Structural basis for clearing of ribosome collisions by the RQT complex

Ribosome collisions serve as proxy for aberrant translation to initiate rescue and quality control pathways. Here, authors elucidate the molecular mechanism of collided ribosome clearance by the ribosome quality control trigger complex. Translation of aberrant messenger RNAs can cause stalling of ribosomes resulting in ribosomal collisions. Collided ribosomes are specifically recognized to initiate stress responses and quality control pathways. Ribosome-associated quality control facilitates the degradation of incomplete translation products and requires dissociation of the stalled ribosomes. A central event is therefore the splitting of collided ribosomes by the ribosome quality control trigger complex, RQT, by an unknown mechanism. Here we show that RQT requires accessible mRNA and the presence of a neighboring ribosome. Cryogenic electron microscopy of RQT-ribosome complexes reveals that RQT engages the 40S subunit of the lead ribosome and can switch between two conformations. We propose that the Ski2-like helicase 1 (Slh1) subunit of RQT applies a pulling force on the mRNA, causing destabilizing conformational changes of the small ribosomal subunit, ultimately resulting in subunit dissociation. Our findings provide conceptual framework for a helicase-driven ribosomal splitting mechanism.

Automated summary

Ribosome collisions can initiate rescue and quality control pathways for aberrant translation. The authors of this study unravel the molecular mechanism of collided ribosome clearance by the ribosome quality control trigger complex. Stalling of ribosomes due to translation of aberrant messenger RNAs can lead to ribosomal collisions.
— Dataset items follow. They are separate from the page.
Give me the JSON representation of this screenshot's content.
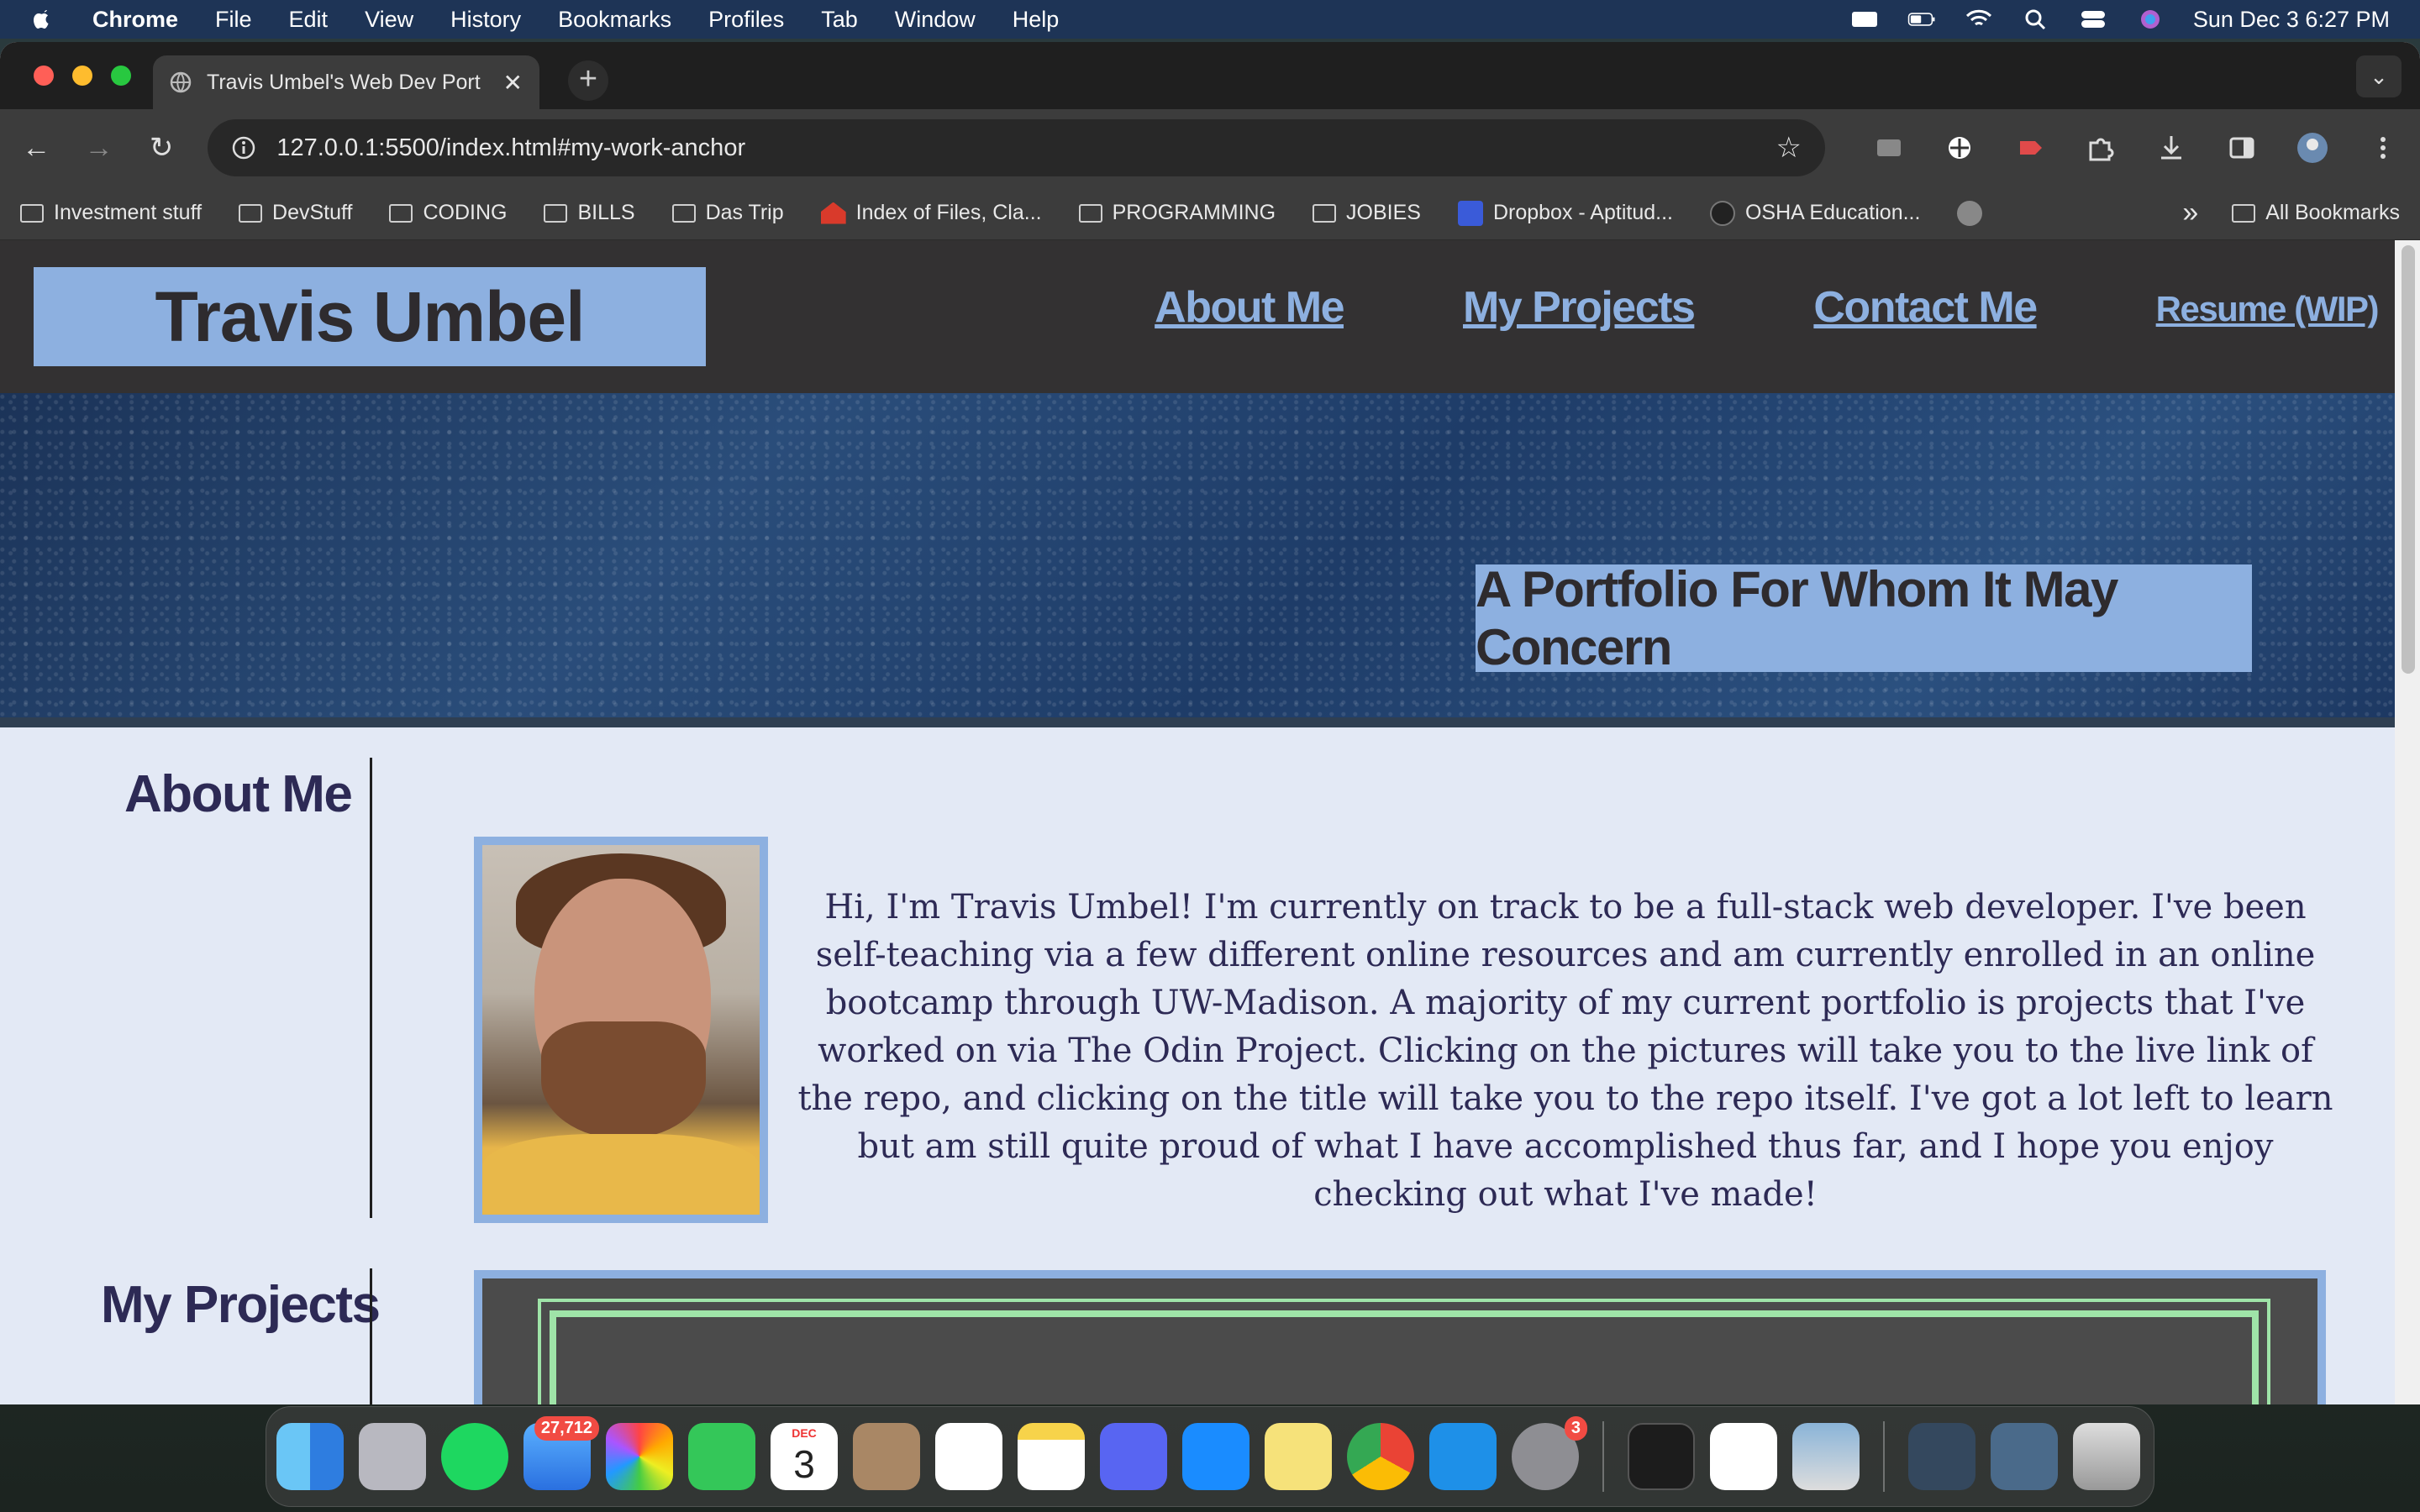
{
  "menubar": {
    "app": "Chrome",
    "items": [
      "File",
      "Edit",
      "View",
      "History",
      "Bookmarks",
      "Profiles",
      "Tab",
      "Window",
      "Help"
    ],
    "datetime": "Sun Dec 3  6:27 PM"
  },
  "browser": {
    "tab_title": "Travis Umbel's Web Dev Port",
    "url": "127.0.0.1:5500/index.html#my-work-anchor",
    "bookmarks": [
      "Investment stuff",
      "DevStuff",
      "CODING",
      "BILLS",
      "Das Trip",
      "Index of Files, Cla...",
      "PROGRAMMING",
      "JOBIES",
      "Dropbox - Aptitud...",
      "OSHA Education..."
    ],
    "more_bookmarks": "»",
    "all_bookmarks": "All Bookmarks"
  },
  "site": {
    "logo": "Travis Umbel",
    "nav": [
      "About Me",
      "My Projects",
      "Contact Me",
      "Resume (WIP)"
    ],
    "hero_tagline": "A Portfolio For Whom It May Concern",
    "about_title": "About Me",
    "about_text": "Hi, I'm Travis Umbel! I'm currently on track to be a full-stack web developer. I've been self-teaching via a few different online resources and am currently enrolled in an online bootcamp through UW-Madison. A majority of my current portfolio is projects that I've worked on via The Odin Project. Clicking on the pictures will take you to the live link of the repo, and clicking on the title will take you to the repo itself. I've got a lot left to learn but am still quite proud of what I have accomplished thus far, and I hope you enjoy checking out what I've made!",
    "projects_title": "My Projects"
  },
  "dock": {
    "mail_badge": "27,712",
    "calendar_month": "DEC",
    "calendar_day": "3",
    "settings_badge": "3"
  },
  "colors": {
    "accent": "#8db0e0",
    "header_bg": "#333132",
    "page_bg": "#e3e9f5",
    "text": "#2d2a55",
    "project_border": "#9fe4a8"
  }
}
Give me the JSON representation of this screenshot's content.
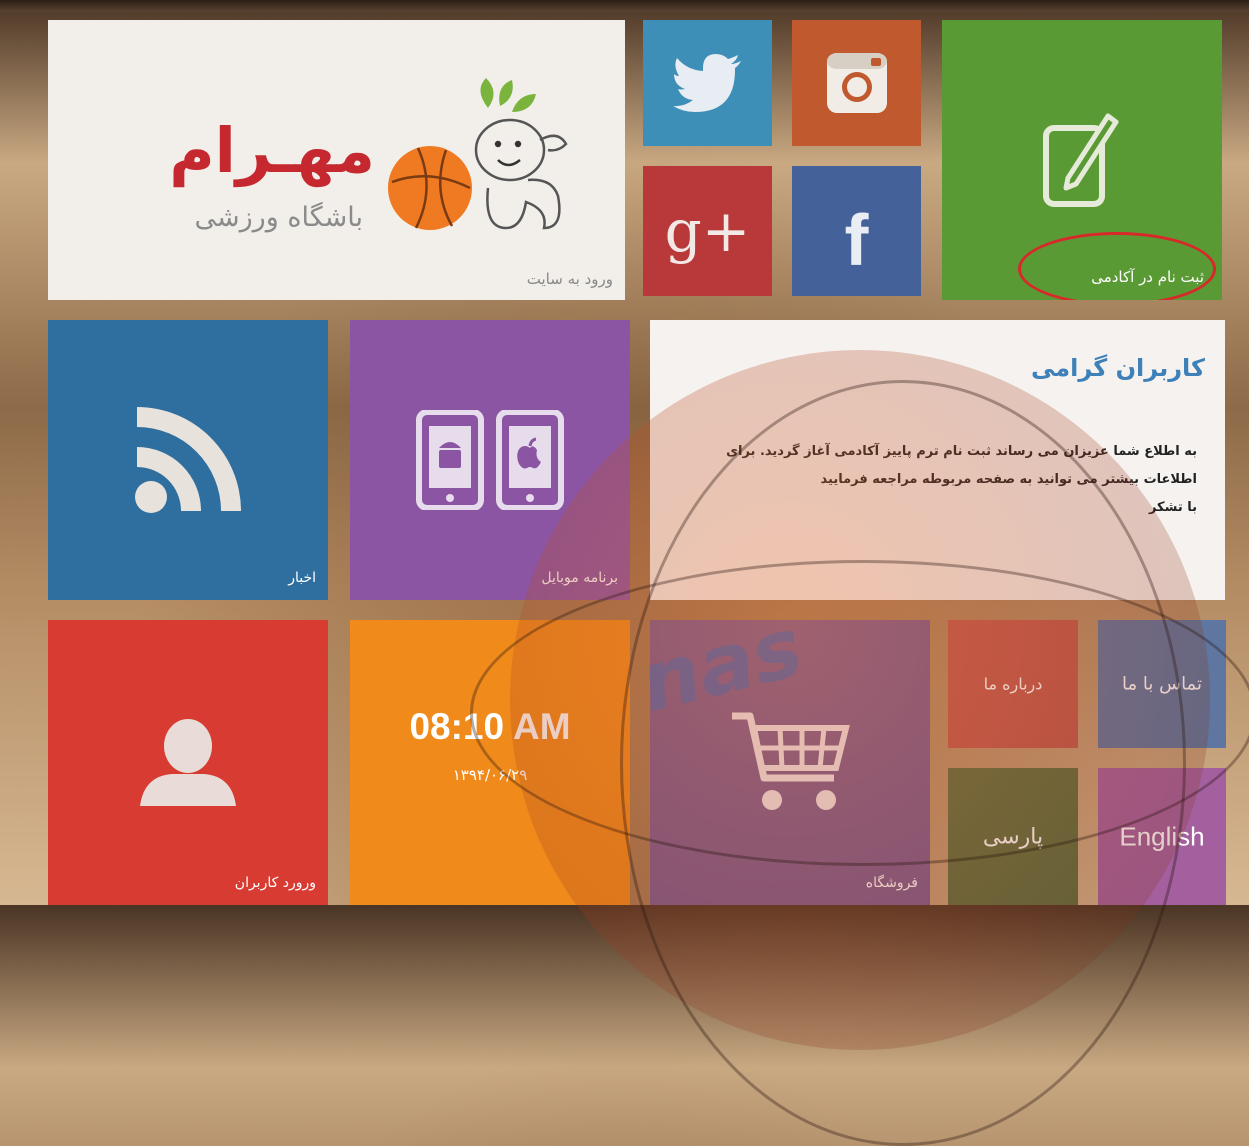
{
  "logo": {
    "title": "مهـرام",
    "subtitle": "باشگاه ورزشی",
    "enter_label": "ورود به سایت"
  },
  "social": {
    "twitter_icon": "twitter-icon",
    "instagram_icon": "instagram-icon",
    "gplus_text": "g+",
    "facebook_text": "f"
  },
  "register": {
    "label": "ثبت نام در آکادمی",
    "icon": "edit-icon",
    "highlight_color": "#d8282a"
  },
  "news": {
    "label": "اخبار",
    "icon": "rss-icon"
  },
  "mobile": {
    "label": "برنامه موبایل",
    "icon": "mobile-apps-icon"
  },
  "notice": {
    "title": "کاربران گرامی",
    "line1": "به اطلاع شما عزیزان می رساند ثبت نام ترم پاییز آکادمی آغاز گردید. برای",
    "line2": "اطلاعات بیشتر می توانید به صفحه مربوطه مراجعه فرمایید",
    "line3": "با تشکر"
  },
  "users": {
    "label": "ورورد کاربران",
    "icon": "user-icon"
  },
  "clock": {
    "time": "08:10 AM",
    "date": "۱۳۹۴/۰۶/۲۹"
  },
  "shop": {
    "label": "فروشگاه",
    "icon": "shopping-cart-icon"
  },
  "about": {
    "label": "درباره ما"
  },
  "contact": {
    "label": "تماس با ما"
  },
  "lang": {
    "persian": "پارسی",
    "english": "English"
  },
  "background_text": "nas",
  "colors": {
    "twitter": "#3d8fb8",
    "instagram": "#c0592e",
    "gplus": "#b9393a",
    "facebook": "#44619a",
    "register": "#5a9a34",
    "news": "#2e6f9f",
    "mobile": "#8b55a3",
    "users": "#d73b32",
    "clock": "#f08a1b",
    "brand_red": "#c6282f",
    "notice_title": "#3e80b8"
  }
}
Specifically recognized collided ribosomes initiate stress responses and quality control pathways. Core to this process is the splitting of collided ribosomes by the ribosome quality control trigger complex, RQT, through an unknown mechanism. Cryogenic electron microscopy reveals that RQT engages with the 40S subunit of the lead ribosome and can adopt two conformations. The Ski2-like helicase 1 (Slh1) subunit of RQT is proposed to exert a pulling force on the mRNA, resulting in destabilizing conformational changes of the small ribosomal subunit and subsequent subunit dissociation. These findings provide a conceptual framework for a helicase-driven ribosomal splitting mechanism.